11. A descrita atuação foi facilitada pelo facto de não haver fiscalização atempada por parte dos serviços da Segurança Social.
12. Desde de janeiro de 2012 a abril de 2012 e junho de 2012 a março de 2013 (inclusive), o arguido pagou os montantes referentes aos salários dos seus trabalhadores, respeitantes a esses períodos de tempo, e procedeu aos descontos das quotizações devidas à Segurança Social nessas mesmas remunerações que pagou.
13. Não obstante, e relativamente àqueles períodos temporais, o arguido – por si e na qualidade de representante legal da sociedade arguida “B…, Lda.” – não entregou os valores deduzidos daquelas remunerações, a título de quotizações devidas à Segurança Social nos prazos legalmente estipulados, isto é, entre os dias 10 e 20 do mês seguinte àquele a que respeitavam.
14. As quotizações retidas nas remunerações supra aludidas, totalizam o montante global de €4.976,59 (quatro mil novecentos e setenta e seis euros e cinquenta e nove cêntimos), descriminados da seguinte forma:

(Quadro de valores devidos, documentados, e não entregues à Segurança Social)
Mês de referência Total de Remuneraçoes/ Taxas/ Contribuições Ent. Patronal/ Cotizações trabalhador/ Total (Montante Declarado) / Cotizações Trabalhador/ Total (Montante Pago) Total da Conta Corrente/ Cotizações Trabalhador (Saldo em dívida)
………………………………………………………………………………
………………………………………………………………………………
………………………………………………………………………………
15. Estes montantes foram retidos pelo arguido na sua totalidade.
16. O arguido reverteu e despendeu de tais quantias em proveito da sociedade por si gerida, enriquecendo o património social, na exata medida em que prejudicou a Segurança Social, pelo menos, em valor equivalente.

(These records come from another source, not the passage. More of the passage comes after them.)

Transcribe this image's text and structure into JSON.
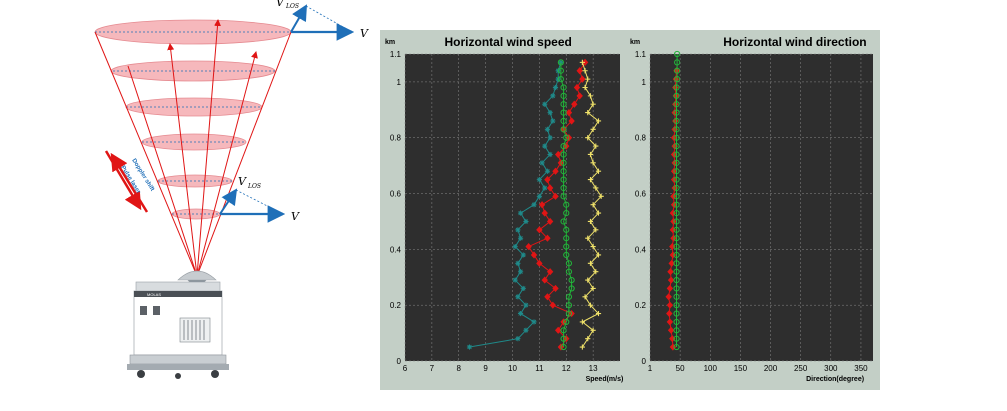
{
  "illustration": {
    "label_vlos_top": "V",
    "label_vlos_top_sub": "LOS",
    "label_v_top": "V",
    "label_vlos_mid": "V",
    "label_vlos_mid_sub": "LOS",
    "label_v_mid": "V",
    "beam_text_1": "Doppler shift",
    "beam_text_2": "Pulse laser",
    "device_brand": "MOLAS"
  },
  "chart_data": [
    {
      "type": "line",
      "title": "Horizontal wind speed",
      "xlabel": "Speed(m/s)",
      "ylabel": "km",
      "xlim": [
        6,
        14
      ],
      "ylim": [
        0,
        1.1
      ],
      "xticks": [
        "6",
        "7",
        "8",
        "9",
        "10",
        "11",
        "12",
        "13"
      ],
      "yticks": [
        "0",
        "0.2",
        "0.4",
        "0.6",
        "0.8",
        "1",
        "1.1"
      ],
      "background": "#2e2e2e",
      "grid": true,
      "series": [
        {
          "color": "#1f8a8a",
          "marker": "star",
          "points": [
            [
              8.4,
              0.05
            ],
            [
              10.2,
              0.08
            ],
            [
              10.5,
              0.11
            ],
            [
              10.8,
              0.14
            ],
            [
              10.3,
              0.17
            ],
            [
              10.5,
              0.2
            ],
            [
              10.2,
              0.23
            ],
            [
              10.4,
              0.26
            ],
            [
              10.1,
              0.29
            ],
            [
              10.3,
              0.32
            ],
            [
              10.2,
              0.35
            ],
            [
              10.4,
              0.38
            ],
            [
              10.1,
              0.41
            ],
            [
              10.3,
              0.44
            ],
            [
              10.2,
              0.47
            ],
            [
              10.5,
              0.5
            ],
            [
              10.3,
              0.53
            ],
            [
              10.8,
              0.56
            ],
            [
              11.0,
              0.59
            ],
            [
              11.2,
              0.62
            ],
            [
              11.0,
              0.65
            ],
            [
              11.3,
              0.68
            ],
            [
              11.1,
              0.71
            ],
            [
              11.4,
              0.74
            ],
            [
              11.2,
              0.77
            ],
            [
              11.4,
              0.8
            ],
            [
              11.3,
              0.83
            ],
            [
              11.5,
              0.86
            ],
            [
              11.4,
              0.89
            ],
            [
              11.2,
              0.92
            ],
            [
              11.5,
              0.95
            ],
            [
              11.6,
              0.98
            ],
            [
              11.7,
              1.01
            ],
            [
              11.7,
              1.04
            ],
            [
              11.8,
              1.07
            ]
          ]
        },
        {
          "color": "#e01515",
          "marker": "diamond",
          "points": [
            [
              11.8,
              0.05
            ],
            [
              12.0,
              0.08
            ],
            [
              11.7,
              0.11
            ],
            [
              11.9,
              0.14
            ],
            [
              12.2,
              0.17
            ],
            [
              11.5,
              0.2
            ],
            [
              11.3,
              0.23
            ],
            [
              11.6,
              0.26
            ],
            [
              11.2,
              0.29
            ],
            [
              11.4,
              0.32
            ],
            [
              11.0,
              0.35
            ],
            [
              10.8,
              0.38
            ],
            [
              10.6,
              0.41
            ],
            [
              11.3,
              0.44
            ],
            [
              11.0,
              0.47
            ],
            [
              11.4,
              0.5
            ],
            [
              11.2,
              0.53
            ],
            [
              11.1,
              0.56
            ],
            [
              11.6,
              0.59
            ],
            [
              11.4,
              0.62
            ],
            [
              11.3,
              0.65
            ],
            [
              11.6,
              0.68
            ],
            [
              11.8,
              0.71
            ],
            [
              11.7,
              0.74
            ],
            [
              12.0,
              0.77
            ],
            [
              12.1,
              0.8
            ],
            [
              11.9,
              0.83
            ],
            [
              12.2,
              0.86
            ],
            [
              12.1,
              0.89
            ],
            [
              12.3,
              0.92
            ],
            [
              12.5,
              0.95
            ],
            [
              12.4,
              0.98
            ],
            [
              12.6,
              1.01
            ],
            [
              12.5,
              1.04
            ],
            [
              12.7,
              1.07
            ]
          ]
        },
        {
          "color": "#f0e26a",
          "marker": "plus",
          "points": [
            [
              12.6,
              0.05
            ],
            [
              12.8,
              0.08
            ],
            [
              13.0,
              0.11
            ],
            [
              12.6,
              0.14
            ],
            [
              13.2,
              0.17
            ],
            [
              12.9,
              0.2
            ],
            [
              12.7,
              0.23
            ],
            [
              13.0,
              0.26
            ],
            [
              12.8,
              0.29
            ],
            [
              13.1,
              0.32
            ],
            [
              12.9,
              0.35
            ],
            [
              13.2,
              0.38
            ],
            [
              13.0,
              0.41
            ],
            [
              12.8,
              0.44
            ],
            [
              13.1,
              0.47
            ],
            [
              12.9,
              0.5
            ],
            [
              13.2,
              0.53
            ],
            [
              13.0,
              0.56
            ],
            [
              13.3,
              0.59
            ],
            [
              13.1,
              0.62
            ],
            [
              12.9,
              0.65
            ],
            [
              13.2,
              0.68
            ],
            [
              13.0,
              0.71
            ],
            [
              12.9,
              0.74
            ],
            [
              13.1,
              0.77
            ],
            [
              12.8,
              0.8
            ],
            [
              13.0,
              0.83
            ],
            [
              13.2,
              0.86
            ],
            [
              12.8,
              0.89
            ],
            [
              13.0,
              0.92
            ],
            [
              12.9,
              0.95
            ],
            [
              12.7,
              0.98
            ],
            [
              12.8,
              1.01
            ],
            [
              12.7,
              1.04
            ],
            [
              12.6,
              1.07
            ]
          ]
        },
        {
          "color": "#22b53a",
          "marker": "circle",
          "points": [
            [
              11.9,
              0.05
            ],
            [
              11.9,
              0.08
            ],
            [
              11.9,
              0.11
            ],
            [
              12.0,
              0.14
            ],
            [
              12.1,
              0.17
            ],
            [
              12.1,
              0.2
            ],
            [
              12.1,
              0.23
            ],
            [
              12.2,
              0.26
            ],
            [
              12.2,
              0.29
            ],
            [
              12.1,
              0.32
            ],
            [
              12.1,
              0.35
            ],
            [
              12.0,
              0.38
            ],
            [
              12.0,
              0.41
            ],
            [
              12.0,
              0.44
            ],
            [
              12.0,
              0.47
            ],
            [
              11.9,
              0.5
            ],
            [
              12.0,
              0.53
            ],
            [
              12.0,
              0.56
            ],
            [
              11.9,
              0.59
            ],
            [
              11.9,
              0.62
            ],
            [
              11.9,
              0.65
            ],
            [
              11.9,
              0.68
            ],
            [
              11.9,
              0.71
            ],
            [
              11.9,
              0.74
            ],
            [
              11.9,
              0.77
            ],
            [
              12.0,
              0.8
            ],
            [
              11.9,
              0.83
            ],
            [
              11.9,
              0.86
            ],
            [
              11.9,
              0.89
            ],
            [
              11.9,
              0.92
            ],
            [
              11.9,
              0.95
            ],
            [
              11.9,
              0.98
            ],
            [
              11.8,
              1.01
            ],
            [
              11.8,
              1.04
            ],
            [
              11.8,
              1.07
            ]
          ]
        }
      ]
    },
    {
      "type": "line",
      "title": "Horizontal wind direction",
      "xlabel": "Direction(degree)",
      "ylabel": "km",
      "xlim": [
        0,
        370
      ],
      "ylim": [
        0,
        1.1
      ],
      "xticks": [
        "1",
        "50",
        "100",
        "150",
        "200",
        "250",
        "300",
        "350"
      ],
      "yticks": [
        "0",
        "0.2",
        "0.4",
        "0.6",
        "0.8",
        "1",
        "1.1"
      ],
      "background": "#2e2e2e",
      "grid": true,
      "series": [
        {
          "color": "#e01515",
          "marker": "diamond",
          "points": [
            [
              38,
              0.05
            ],
            [
              37,
              0.08
            ],
            [
              35,
              0.11
            ],
            [
              33,
              0.14
            ],
            [
              32,
              0.17
            ],
            [
              33,
              0.2
            ],
            [
              31,
              0.23
            ],
            [
              33,
              0.26
            ],
            [
              35,
              0.29
            ],
            [
              34,
              0.32
            ],
            [
              36,
              0.35
            ],
            [
              38,
              0.38
            ],
            [
              37,
              0.41
            ],
            [
              39,
              0.44
            ],
            [
              38,
              0.47
            ],
            [
              39,
              0.5
            ],
            [
              38,
              0.53
            ],
            [
              40,
              0.56
            ],
            [
              39,
              0.59
            ],
            [
              41,
              0.62
            ],
            [
              40,
              0.65
            ],
            [
              40,
              0.68
            ],
            [
              41,
              0.71
            ],
            [
              40,
              0.74
            ],
            [
              41,
              0.77
            ],
            [
              40,
              0.8
            ],
            [
              41,
              0.83
            ],
            [
              42,
              0.86
            ],
            [
              41,
              0.89
            ],
            [
              42,
              0.92
            ],
            [
              43,
              0.95
            ],
            [
              42,
              0.98
            ],
            [
              43,
              1.01
            ],
            [
              44,
              1.04
            ]
          ]
        },
        {
          "color": "#22b53a",
          "marker": "circle",
          "points": [
            [
              44,
              0.05
            ],
            [
              44,
              0.08
            ],
            [
              44,
              0.11
            ],
            [
              44,
              0.14
            ],
            [
              44,
              0.17
            ],
            [
              44,
              0.2
            ],
            [
              44,
              0.23
            ],
            [
              44,
              0.26
            ],
            [
              44,
              0.29
            ],
            [
              44,
              0.32
            ],
            [
              44,
              0.35
            ],
            [
              44,
              0.38
            ],
            [
              44,
              0.41
            ],
            [
              44,
              0.44
            ],
            [
              44,
              0.47
            ],
            [
              44,
              0.5
            ],
            [
              44,
              0.53
            ],
            [
              44,
              0.56
            ],
            [
              44,
              0.59
            ],
            [
              44,
              0.62
            ],
            [
              44,
              0.65
            ],
            [
              44,
              0.68
            ],
            [
              44,
              0.71
            ],
            [
              44,
              0.74
            ],
            [
              44,
              0.77
            ],
            [
              44,
              0.8
            ],
            [
              44,
              0.83
            ],
            [
              44,
              0.86
            ],
            [
              44,
              0.89
            ],
            [
              44,
              0.92
            ],
            [
              44,
              0.95
            ],
            [
              44,
              0.98
            ],
            [
              45,
              1.01
            ],
            [
              45,
              1.04
            ],
            [
              45,
              1.07
            ],
            [
              45,
              1.1
            ]
          ]
        }
      ]
    }
  ]
}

17. De facto, desde janeiro de 2012, inclusive, o arguido decidiu reter as quantias acima referidas, pese embora as tenha retirado previamente aos seus trabalhadores a título de quotizações devidas à Segurança Social.

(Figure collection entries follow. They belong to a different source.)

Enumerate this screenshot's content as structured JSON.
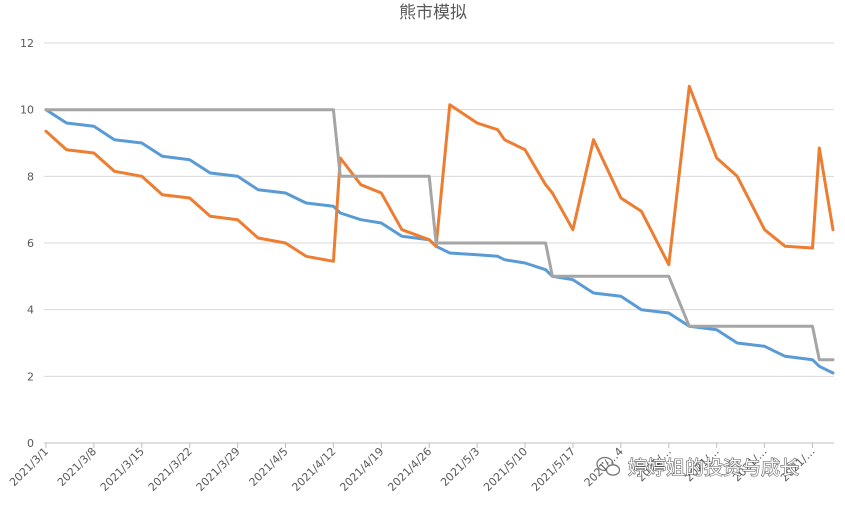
{
  "chart_data": {
    "type": "line",
    "title": "熊市模拟",
    "xlabel": "",
    "ylabel": "",
    "ylim": [
      0,
      12
    ],
    "yticks": [
      0,
      2,
      4,
      6,
      8,
      10,
      12
    ],
    "grid": true,
    "legend": "none",
    "x": [
      "2021/3/1",
      "2021/3/4",
      "2021/3/8",
      "2021/3/11",
      "2021/3/15",
      "2021/3/18",
      "2021/3/22",
      "2021/3/25",
      "2021/3/29",
      "2021/4/1",
      "2021/4/5",
      "2021/4/8",
      "2021/4/12",
      "2021/4/13",
      "2021/4/16",
      "2021/4/19",
      "2021/4/22",
      "2021/4/26",
      "2021/4/27",
      "2021/4/29",
      "2021/5/3",
      "2021/5/6",
      "2021/5/7",
      "2021/5/10",
      "2021/5/13",
      "2021/5/14",
      "2021/5/17",
      "2021/5/20",
      "2021/5/24",
      "2021/5/27",
      "2021/5/31",
      "2021/6/3",
      "2021/6/7",
      "2021/6/10",
      "2021/6/14",
      "2021/6/17",
      "2021/6/21",
      "2021/6/22",
      "2021/6/24"
    ],
    "xticks": [
      "2021/3/1",
      "2021/3/8",
      "2021/3/15",
      "2021/3/22",
      "2021/3/29",
      "2021/4/5",
      "2021/4/12",
      "2021/4/19",
      "2021/4/26",
      "2021/5/3",
      "2021/5/10",
      "2021/5/17",
      "2021/5/24",
      "2021/5/31",
      "2021/6/7",
      "2021/6/14",
      "2021/6/21"
    ],
    "xtick_display": [
      "2021/3/1",
      "2021/3/8",
      "2021/3/15",
      "2021/3/22",
      "2021/3/29",
      "2021/4/5",
      "2021/4/12",
      "2021/4/19",
      "2021/4/26",
      "2021/5/3",
      "2021/5/10",
      "2021/5/17",
      "2021/…4",
      "2021/…",
      "2021/…",
      "2021/…",
      "2021/…"
    ],
    "series": [
      {
        "color": "#5b9bd5",
        "values": [
          10,
          9.6,
          9.5,
          9.1,
          9.0,
          8.6,
          8.5,
          8.1,
          8.0,
          7.6,
          7.5,
          7.2,
          7.1,
          6.9,
          6.7,
          6.6,
          6.2,
          6.1,
          5.9,
          5.7,
          5.65,
          5.6,
          5.5,
          5.4,
          5.2,
          5.0,
          4.9,
          4.5,
          4.4,
          4.0,
          3.9,
          3.5,
          3.4,
          3.0,
          2.9,
          2.6,
          2.5,
          2.3,
          2.1
        ]
      },
      {
        "color": "#ed7d31",
        "values": [
          9.35,
          8.8,
          8.7,
          8.15,
          8.0,
          7.45,
          7.35,
          6.8,
          6.7,
          6.15,
          6.0,
          5.6,
          5.45,
          8.55,
          7.75,
          7.5,
          6.4,
          6.1,
          5.9,
          10.15,
          9.6,
          9.4,
          9.1,
          8.8,
          7.75,
          7.5,
          6.4,
          9.1,
          7.35,
          6.95,
          5.35,
          10.7,
          8.55,
          8.0,
          6.4,
          5.9,
          5.85,
          8.85,
          6.4
        ]
      },
      {
        "color": "#a5a5a5",
        "values": [
          10,
          10,
          10,
          10,
          10,
          10,
          10,
          10,
          10,
          10,
          10,
          10,
          10,
          8,
          8,
          8,
          8,
          8,
          6,
          6,
          6,
          6,
          6,
          6,
          6,
          5,
          5,
          5,
          5,
          5,
          5,
          3.5,
          3.5,
          3.5,
          3.5,
          3.5,
          3.5,
          2.5,
          2.5
        ]
      }
    ]
  },
  "watermark": {
    "text": "婷婷姐的投资与成长",
    "icon": "wechat-icon"
  }
}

18. O arguido atuou aproveitando a oportunidade favorável à prática da factualidade descrita, dado que após a prática dos primeiros factos, a sociedade por si gerida não foi alvo de fiscalização ou penalização, tendo assim verificado que persistiriam as possibilidades de repetir a sua atividade delituosa.
19. A entrega dos montantes apurados, devidos a título de quotizações não ocorreu no prazo legal, nem no prazo de 90 dias contados do termo desse prazo, nem ainda no prazo de 30 dias contados da notificação pessoal para pagamento voluntário, que ao arguido foi efetuada em 18.09.2017, encontrando-se em dívida o montante global de €4.976,59 (quatro mil novecentos e setenta e seis euros e cinquenta e nove cêntimos).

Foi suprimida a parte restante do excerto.